I remember when you were born. I had prayed for a baby with blue eyes and blond curly hair and there you were. God said yes.
I remember how you used to look up at me through those eyes. You looked into my face and smiled with all the trust in the world.
I didn’t know I wouldn’t be able to save you.
I remember your skinny boy legs with bruises on the shins from climbing trees and scooter falls. I remember your wrecking- ball head that could be wildly unpredictable in tickle fights on the bed when Daddy got home.
I didn’t know your spirit was destined to be crushed.
I remember waking up to your wee little face peering into mine in the morning light, your breath on my cheek. I can still see those dimpled cheeks when chocolate chip cookie goodness made you smile.
We had all the time in the world. Sometimes we had too much time. It seemed to stretch out before me in endless laundry piles and toy-strewn floors, sibling squabbles and homeschool lessons with no rest in sight.
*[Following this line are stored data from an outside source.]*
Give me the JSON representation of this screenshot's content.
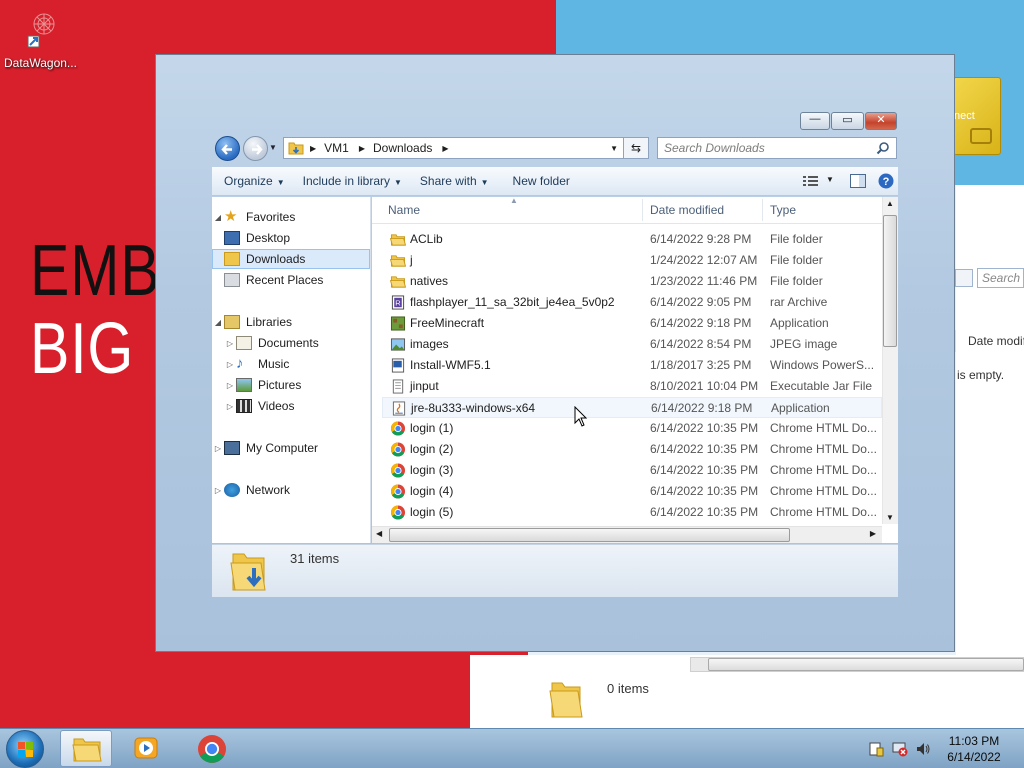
{
  "desktop": {
    "banner_line1": "EMBR",
    "banner_line2": "BIG E",
    "icon_label": "DataWagon...",
    "tile_text": "nect"
  },
  "background_window": {
    "search_placeholder": "Search S",
    "column_date": "Date modifi",
    "empty_text": "is empty.",
    "item_count": "0 items"
  },
  "window": {
    "controls": {
      "minimize": "—",
      "maximize": "▭",
      "close": "✕"
    },
    "breadcrumb": [
      "VM1",
      "Downloads"
    ],
    "search_placeholder": "Search Downloads",
    "toolbar": {
      "organize": "Organize",
      "include": "Include in library",
      "share": "Share with",
      "new_folder": "New folder"
    },
    "nav": {
      "favorites": "Favorites",
      "desktop": "Desktop",
      "downloads": "Downloads",
      "recent": "Recent Places",
      "libraries": "Libraries",
      "documents": "Documents",
      "music": "Music",
      "pictures": "Pictures",
      "videos": "Videos",
      "computer": "My Computer",
      "network": "Network"
    },
    "columns": {
      "name": "Name",
      "date": "Date modified",
      "type": "Type"
    },
    "files": [
      {
        "name": "ACLib",
        "date": "6/14/2022 9:28 PM",
        "type": "File folder",
        "icon": "folder-icon"
      },
      {
        "name": "j",
        "date": "1/24/2022 12:07 AM",
        "type": "File folder",
        "icon": "folder-icon"
      },
      {
        "name": "natives",
        "date": "1/23/2022 11:46 PM",
        "type": "File folder",
        "icon": "folder-icon"
      },
      {
        "name": "flashplayer_11_sa_32bit_je4ea_5v0p2",
        "date": "6/14/2022 9:05 PM",
        "type": "rar Archive",
        "icon": "archive-icon"
      },
      {
        "name": "FreeMinecraft",
        "date": "6/14/2022 9:18 PM",
        "type": "Application",
        "icon": "app-icon"
      },
      {
        "name": "images",
        "date": "6/14/2022 8:54 PM",
        "type": "JPEG image",
        "icon": "image-icon"
      },
      {
        "name": "Install-WMF5.1",
        "date": "1/18/2017 3:25 PM",
        "type": "Windows PowerS...",
        "icon": "script-icon"
      },
      {
        "name": "jinput",
        "date": "8/10/2021 10:04 PM",
        "type": "Executable Jar File",
        "icon": "jar-icon"
      },
      {
        "name": "jre-8u333-windows-x64",
        "date": "6/14/2022 9:18 PM",
        "type": "Application",
        "icon": "java-icon"
      },
      {
        "name": "login (1)",
        "date": "6/14/2022 10:35 PM",
        "type": "Chrome HTML Do...",
        "icon": "chrome-icon"
      },
      {
        "name": "login (2)",
        "date": "6/14/2022 10:35 PM",
        "type": "Chrome HTML Do...",
        "icon": "chrome-icon"
      },
      {
        "name": "login (3)",
        "date": "6/14/2022 10:35 PM",
        "type": "Chrome HTML Do...",
        "icon": "chrome-icon"
      },
      {
        "name": "login (4)",
        "date": "6/14/2022 10:35 PM",
        "type": "Chrome HTML Do...",
        "icon": "chrome-icon"
      },
      {
        "name": "login (5)",
        "date": "6/14/2022 10:35 PM",
        "type": "Chrome HTML Do...",
        "icon": "chrome-icon"
      }
    ],
    "item_count": "31 items"
  },
  "taskbar": {
    "time": "11:03 PM",
    "date": "6/14/2022"
  },
  "colors": {
    "desktop_red": "#d8202d",
    "desktop_blue": "#5fb6e3",
    "selection": "#dbeafb",
    "folder": "#f0c64a"
  }
}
I didn’t know I would miss that. What I wouldn’t give to go back there now.
I didn’t need to wonder who you’d become because I’d be there too. I didn’t stop to think who you’d grow up to be because it was unfolding before my eyes day by day.
Until you stopped.
We fell off a cliff that day and we just kept falling. None of us knew your road stopped there. We all kept going without you.
Now I can only remember. I remember tracing every line of your wee little face and loving how your left eyebrow flipped up. I thought I could see that any time I wanted to. When you graduated, when you walked down the aisle at your wedding, when you held your first child. I didn’t know I was reading a story that didn’t have those pages.
I didn’t know that life is long, but yours was not.
I’m not on this earth anymore to see grandchildren born and buy groceries. I’m on this earth just waiting to see you again. Did you know when you left that the world trailed in after you?
I didn’t know how much pain you carried. It was enough to make you disappear until nothing was left. I didn’t know that pain could be transferred to me. I asked to take your pain so you could be free, but I didn’t know that meant taking you to heaven. God said yes.
I prayed before God knit you into existence, and I prayed as you were unraveling. Your last breath exhaled as my prayers lifted you into His presence. I wish your eyes could look into mine again with all the trust in the world. But they are beholding your Savior. The One who made us both. Maybe He can tell you how much I miss you. Maybe He can trace your left eyebrow and tell you it’s a hug from me.
Will eternity really last longer than the pain of missing you right now? All I can do is look to my Father with all the trust in the world, and take His Word for it.